Just because you bring more men into the region, it doesn't mean you get to deploy more men onto the front line. In open terrain, the commander with the higher strategic rating gets to have an advantage in that department.
Also the commanders attached with units factor in their offensive/defensive skills and here Longstreet has a huge advantage over every attacking commander in the field.
You might want to read here: http://www.ageod-forum.com/viewtopic.php?p=129422#p129422
Let me just quote this part:
In open terrain only (clear/prairie/desert/wood), the Units Quotas are modified by leader (rank)*(offensive/defensive rating) depending whether in offensive or defensive posture:
Combat Units Quota: (+25 points)*(rank)*(off/def rating)
Support Units Quota: (+10 points)*(rank)*(off/def rating)
This bonus can be HUGE. A mediocre 1* general with 1 off/def would get a +25 bonus, while a 2* general with a 3 off/def would get a +150 bonus (+60 for support units), so he could bring about 60% more infantry elements to the fight, and twice as much artillery!
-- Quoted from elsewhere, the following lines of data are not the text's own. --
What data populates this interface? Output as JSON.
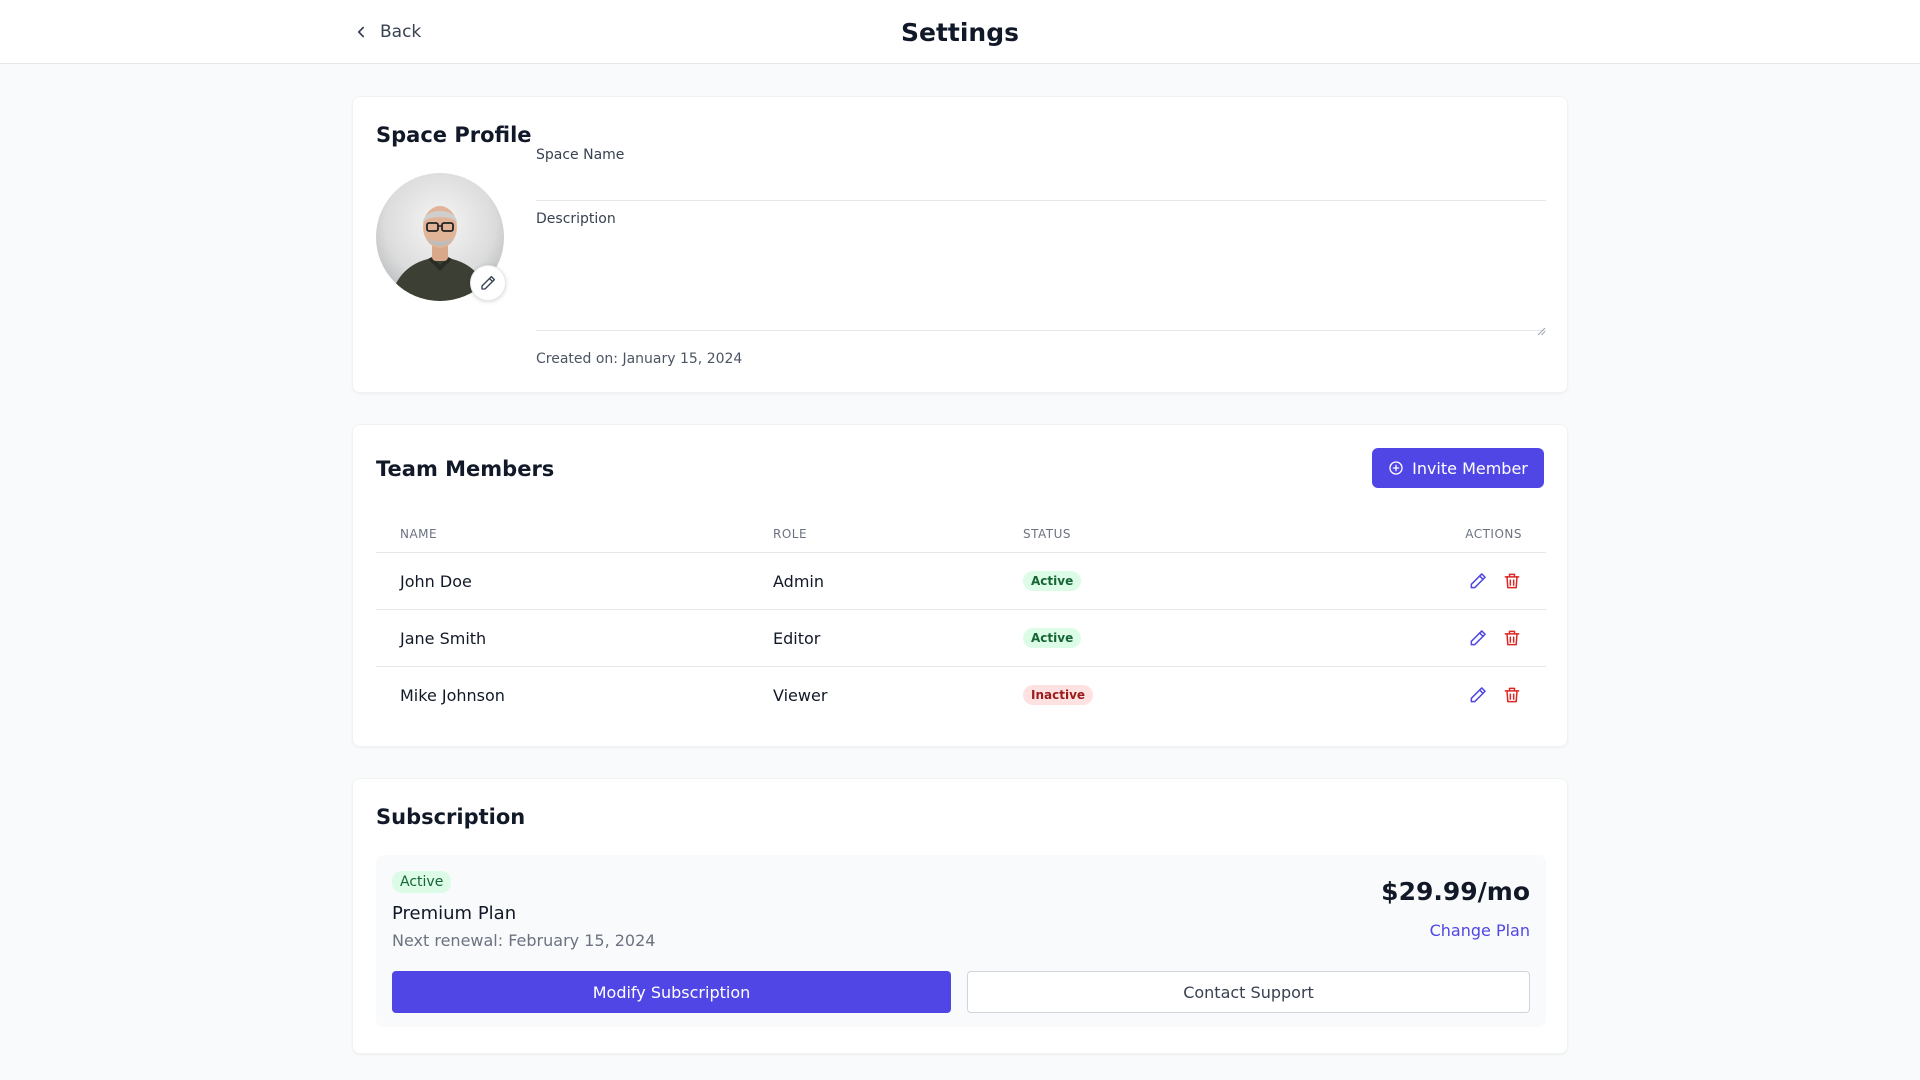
{
  "header": {
    "back_label": "Back",
    "title": "Settings"
  },
  "profile": {
    "section_title": "Space Profile",
    "space_name_label": "Space Name",
    "space_name_value": "",
    "description_label": "Description",
    "description_value": "",
    "created_text": "Created on: January 15, 2024"
  },
  "team": {
    "section_title": "Team Members",
    "invite_label": "Invite Member",
    "columns": {
      "name": "NAME",
      "role": "ROLE",
      "status": "STATUS",
      "actions": "ACTIONS"
    },
    "members": [
      {
        "name": "John Doe",
        "role": "Admin",
        "status": "Active"
      },
      {
        "name": "Jane Smith",
        "role": "Editor",
        "status": "Active"
      },
      {
        "name": "Mike Johnson",
        "role": "Viewer",
        "status": "Inactive"
      }
    ]
  },
  "subscription": {
    "section_title": "Subscription",
    "status_badge": "Active",
    "plan_name": "Premium Plan",
    "renewal_text": "Next renewal: February 15, 2024",
    "price": "$29.99/mo",
    "change_plan_label": "Change Plan",
    "modify_label": "Modify Subscription",
    "support_label": "Contact Support"
  },
  "colors": {
    "accent": "#4f46e5",
    "danger": "#dc2626",
    "success_bg": "#dcfce7",
    "success_text": "#166534",
    "inactive_bg": "#fee2e2",
    "inactive_text": "#991b1b"
  },
  "icons": {
    "back": "chevron-left-icon",
    "avatar_edit": "pencil-icon",
    "invite": "plus-circle-icon",
    "row_edit": "pencil-icon",
    "row_delete": "trash-icon"
  }
}
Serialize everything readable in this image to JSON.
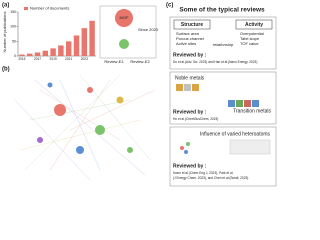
{
  "chart_data": {
    "type": "bar",
    "ylabel": "Number of publications",
    "categories": [
      "2015",
      null,
      "2017",
      null,
      "2019",
      null,
      "2021",
      null,
      "2023",
      null
    ],
    "series": [
      {
        "name": "Number of documents",
        "color": "#e8766d",
        "values": [
          5,
          8,
          12,
          18,
          26,
          36,
          50,
          70,
          95,
          120
        ]
      }
    ],
    "ylim": [
      0,
      150
    ],
    "yticks": [
      0,
      50,
      100,
      150
    ],
    "grid": false
  },
  "figure": {
    "panels": [
      "(a)",
      "(b)",
      "(c)"
    ],
    "inset": {
      "note": "Since 2023",
      "big": "MOF",
      "bar_labels": [
        "Review-E1",
        "Review-E2"
      ]
    },
    "reviews": {
      "title": "Some of the typical reviews",
      "box1": {
        "structure": "Structure",
        "activity": "Activity",
        "link": "relationship",
        "left": [
          "Surface area",
          "Porous channel",
          "Active sites"
        ],
        "right": [
          "Overpotential",
          "Tafel slope",
          "TOF value"
        ],
        "by": "Reviewed by :",
        "ref": "Du et al.(Adv. Sci. 2023) and Han et al.(Nano Energy, 2023)"
      },
      "box2": {
        "top": "Noble metals",
        "bottom": "Transition metals",
        "by": "Reviewed by :",
        "ref": "Hu et al.(ChemSusChem, 2023)"
      },
      "box3": {
        "title": "Influence of varied heteroatoms",
        "by": "Reviewed by :",
        "ref1": "Kwon et al.(Chem Eng J, 2023), Park et al.",
        "ref2": "(J Energy Chem, 2023), and Chen et al.(Small, 2023)"
      }
    }
  }
}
Making an educated guess from an admittedly brief look on the pictures, I image the battlefield like that: the union had a much shorter battleline, while their reserves being bottled up in the lines of communication. Still the Union men got to attack onto well dug-in Confederate elite troops. After getting shot down, the next unit gets pulled from the reserves and takes their place. Just to get shot down. And so on.
Fredericksburg springs to mind here.
Also, it seems from the pictures, that you move with two stacks into the battlefield. That is a bad idea if they are not corps of the same army, because they don't necessarily support each other in battle.